"Longtime expert witness unreliable, court says," is the report in today's Austin American-Statesman. It's written by Steven Kreytak.
In his decades working as a forensic psychiatrist, Dr. Richard Coons of Austin has testified at dozens of death penalty trials across Texas in which he opined about how defendants would behave in the future.
In Travis County, prosecutors called him in the past year to testify during the sentencing trials of killers Milton Gobert and Paul Devoe. Coons pronounced that, in his expert opinion, both men would be a future danger. They both received the death penalty.
Coons' paid testimony at those trials and others could get new scrutiny after the Court of Criminal Appeals ruled last week — in a Waco death penalty case — that Coons' methodology for predicting future dangerousness is not reliable.
The court upheld Billy Wayne Coble's death sentence in the killings of his wife's mother, father and brother, ruling that other evidence presented at sentencing supported the McLennan County jury's findings.
The ruling, however, was a significant victory for capital defense lawyers statewide who for years have fought to persuade courts to prohibit the testimony of Coons and other forensic psychiatrists. The lawyers say such testimony offers nothing more than opinions.

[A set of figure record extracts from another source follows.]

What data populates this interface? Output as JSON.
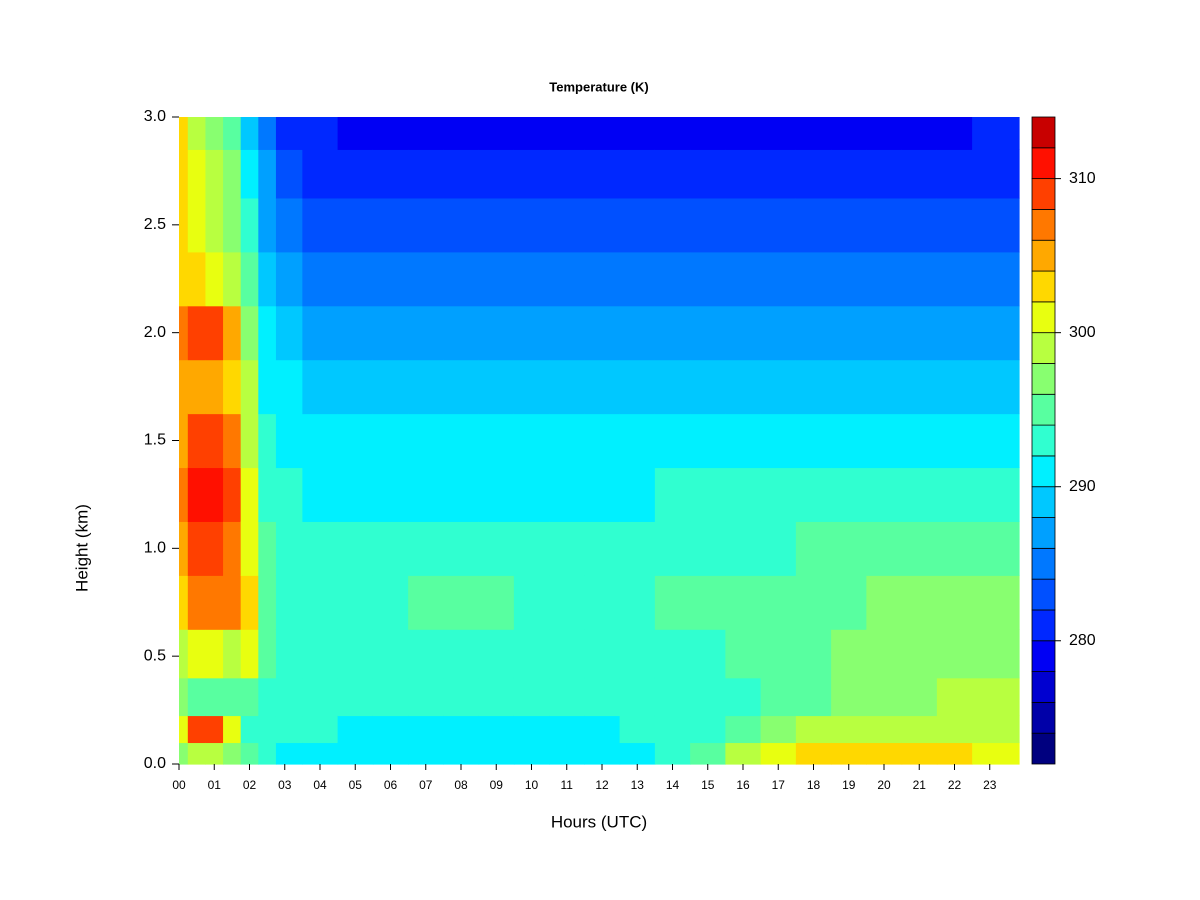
{
  "chart_data": {
    "type": "heatmap",
    "title": "Temperature (K)",
    "xlabel": "Hours (UTC)",
    "ylabel": "Height (km)",
    "x": [
      0,
      0.5,
      1,
      1.5,
      2,
      2.5,
      3,
      4,
      5,
      6,
      7,
      8,
      9,
      10,
      11,
      12,
      13,
      14,
      15,
      16,
      17,
      18,
      19,
      20,
      21,
      22,
      23
    ],
    "y": [
      0.05,
      0.15,
      0.3,
      0.5,
      0.75,
      1.0,
      1.25,
      1.5,
      1.75,
      2.0,
      2.25,
      2.5,
      2.75,
      2.95
    ],
    "z": [
      [
        296,
        300,
        296,
        298,
        302,
        304,
        306,
        305,
        304,
        306,
        303,
        302,
        302,
        302
      ],
      [
        298,
        308,
        294,
        300,
        306,
        308,
        310,
        308,
        305,
        308,
        302,
        300,
        300,
        299
      ],
      [
        298,
        308,
        294,
        300,
        306,
        308,
        311,
        309,
        305,
        308,
        301,
        299,
        298,
        297
      ],
      [
        296,
        300,
        294,
        299,
        306,
        307,
        308,
        306,
        303,
        304,
        299,
        297,
        296,
        295
      ],
      [
        294,
        292,
        294,
        300,
        302,
        301,
        300,
        299,
        298,
        297,
        294,
        292,
        290,
        289
      ],
      [
        292,
        292,
        292,
        294,
        294,
        294,
        293,
        292,
        291,
        290,
        289,
        287,
        286,
        285
      ],
      [
        291,
        292,
        292,
        293,
        293,
        293,
        292,
        291,
        290,
        288,
        286,
        284,
        282,
        281
      ],
      [
        291,
        292,
        292,
        293,
        293,
        292,
        291,
        290,
        288,
        286,
        284,
        282,
        281,
        280
      ],
      [
        291,
        291,
        292,
        293,
        293,
        293,
        291,
        290,
        288,
        286,
        284,
        282,
        280,
        279
      ],
      [
        291,
        291,
        292,
        293,
        293,
        293,
        291,
        290,
        288,
        286,
        284,
        282,
        280,
        279
      ],
      [
        291,
        291,
        292,
        293,
        294,
        293,
        291,
        290,
        288,
        286,
        284,
        282,
        280,
        279
      ],
      [
        291,
        291,
        292,
        293,
        294,
        293,
        291,
        290,
        288,
        286,
        284,
        282,
        280,
        279
      ],
      [
        291,
        291,
        292,
        293,
        294,
        293,
        291,
        290,
        288,
        286,
        284,
        282,
        280,
        279
      ],
      [
        291,
        291,
        292,
        293,
        293,
        293,
        291,
        290,
        288,
        286,
        284,
        282,
        280,
        279
      ],
      [
        291,
        291,
        292,
        293,
        293,
        293,
        291,
        290,
        288,
        286,
        284,
        282,
        280,
        279
      ],
      [
        291,
        291,
        292,
        293,
        293,
        293,
        291,
        290,
        288,
        286,
        284,
        282,
        280,
        279
      ],
      [
        291,
        292,
        292,
        293,
        293,
        293,
        291,
        290,
        288,
        286,
        284,
        282,
        280,
        279
      ],
      [
        292,
        292,
        292,
        293,
        294,
        293,
        292,
        290,
        288,
        286,
        284,
        282,
        280,
        279
      ],
      [
        294,
        293,
        292,
        293,
        294,
        293,
        292,
        290,
        288,
        286,
        284,
        282,
        280,
        279
      ],
      [
        298,
        295,
        293,
        294,
        294,
        293,
        292,
        290,
        288,
        286,
        284,
        282,
        280,
        279
      ],
      [
        301,
        297,
        294,
        294,
        294,
        293,
        292,
        290,
        288,
        286,
        284,
        282,
        280,
        279
      ],
      [
        302,
        298,
        295,
        295,
        295,
        294,
        292,
        290,
        288,
        286,
        284,
        282,
        280,
        279
      ],
      [
        302,
        298,
        296,
        296,
        295,
        294,
        292,
        290,
        288,
        286,
        284,
        282,
        280,
        279
      ],
      [
        303,
        299,
        297,
        296,
        296,
        294,
        292,
        290,
        288,
        286,
        284,
        282,
        280,
        279
      ],
      [
        303,
        299,
        297,
        297,
        296,
        294,
        292,
        290,
        288,
        286,
        284,
        282,
        280,
        279
      ],
      [
        302,
        299,
        298,
        297,
        296,
        294,
        292,
        290,
        288,
        286,
        284,
        282,
        280,
        279
      ],
      [
        301,
        299,
        298,
        297,
        296,
        294,
        292,
        290,
        288,
        287,
        285,
        283,
        281,
        280
      ]
    ],
    "xlim": [
      0,
      23.83
    ],
    "ylim": [
      0,
      3.0
    ],
    "xticks": [
      {
        "value": 0,
        "label": "00"
      },
      {
        "value": 1,
        "label": "01"
      },
      {
        "value": 2,
        "label": "02"
      },
      {
        "value": 3,
        "label": "03"
      },
      {
        "value": 4,
        "label": "04"
      },
      {
        "value": 5,
        "label": "05"
      },
      {
        "value": 6,
        "label": "06"
      },
      {
        "value": 7,
        "label": "07"
      },
      {
        "value": 8,
        "label": "08"
      },
      {
        "value": 9,
        "label": "09"
      },
      {
        "value": 10,
        "label": "10"
      },
      {
        "value": 11,
        "label": "11"
      },
      {
        "value": 12,
        "label": "12"
      },
      {
        "value": 13,
        "label": "13"
      },
      {
        "value": 14,
        "label": "14"
      },
      {
        "value": 15,
        "label": "15"
      },
      {
        "value": 16,
        "label": "16"
      },
      {
        "value": 17,
        "label": "17"
      },
      {
        "value": 18,
        "label": "18"
      },
      {
        "value": 19,
        "label": "19"
      },
      {
        "value": 20,
        "label": "20"
      },
      {
        "value": 21,
        "label": "21"
      },
      {
        "value": 22,
        "label": "22"
      },
      {
        "value": 23,
        "label": "23"
      }
    ],
    "yticks": [
      {
        "value": 0,
        "label": "0.0"
      },
      {
        "value": 0.5,
        "label": "0.5"
      },
      {
        "value": 1,
        "label": "1.0"
      },
      {
        "value": 1.5,
        "label": "1.5"
      },
      {
        "value": 2,
        "label": "2.0"
      },
      {
        "value": 2.5,
        "label": "2.5"
      },
      {
        "value": 3,
        "label": "3.0"
      }
    ],
    "levels": [
      272,
      274,
      276,
      278,
      280,
      282,
      284,
      286,
      288,
      290,
      292,
      294,
      296,
      298,
      300,
      302,
      304,
      306,
      308,
      310,
      312,
      314
    ],
    "colors": [
      "#00007f",
      "#0000a8",
      "#0000d0",
      "#0000f4",
      "#0028ff",
      "#0050ff",
      "#0078ff",
      "#00a0ff",
      "#00c8ff",
      "#00f0ff",
      "#30ffd0",
      "#58ffa0",
      "#88ff70",
      "#b8ff40",
      "#e8ff10",
      "#ffd800",
      "#ffa800",
      "#ff7800",
      "#ff4000",
      "#ff1000",
      "#c80000",
      "#800000"
    ],
    "colorbar_ticks": [
      280,
      290,
      300,
      310
    ]
  }
}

"If you are going to be an expert, you should have some scientific basis of what you are testifying about," said Russ Hunt Jr., a Georgetown lawyer who represented Coble at trial. Coons "basically just says, 'Trust me. I'm a doctor. I know it when I see it,' " Hunt said.
And:
For someone to be sentenced to death in Texas, juries must find that there is a probability they pose a continuing threat to society by committing continuous acts of violence and that there are no mitigating factors to warrant a sentence of life in prison.
The U.S. Supreme Court ruled in 1983 in Barefoot v. Estelle that psychiatrists are competent to give opinions on the first question — the so-called future dangerousness of the defendant.
The testimony often comes after a psychiatrist interviews the defendant and evaluates pertinent documentation from the case, including their medical and criminal history. But even when the defendant is not interviewed, psychiatrists are sometimes allowed to give an opinion on a hypothetical scenario, usually one that matches the facts of the case at issue.
At Coble's trial, Coons testified that he has developed his own methodology to come to a conclusion on future dangerousness, one in which he considers factors such as the person's conscience, criminal history and attitudes toward violence.
"These factors sound like common sense ones that the jury would consider on its own," Judge Cathy Cochran wrote in the opinion for the court. Cochran noted that Coons could not show how his past predictions have fared or whether the factors he has considered are validated by any research.
In a dissenting opinion, Judge Sharon Keller said expert witnesses with some specialized knowledge should be allowed to testify about it to aid the jury in reaching a conclusion. Coons' experience and educational background "place him in a better position than the average juror."
The CCA ruling in Coble is available in Adobe .pdf format, as is the concurring opinion written by Judge Keller.
Texas is unique among the states with capital punishment upon its reliance of predictions of future dangerousness. Earlier coverage of this critical issue begins with this post.
UPDATE with new document link -- In 2004, Texas Defender Service published Deadly Speculation: Misleading Texas Capital Juries with False Predictions of Future Dangerousness. It's a must-read.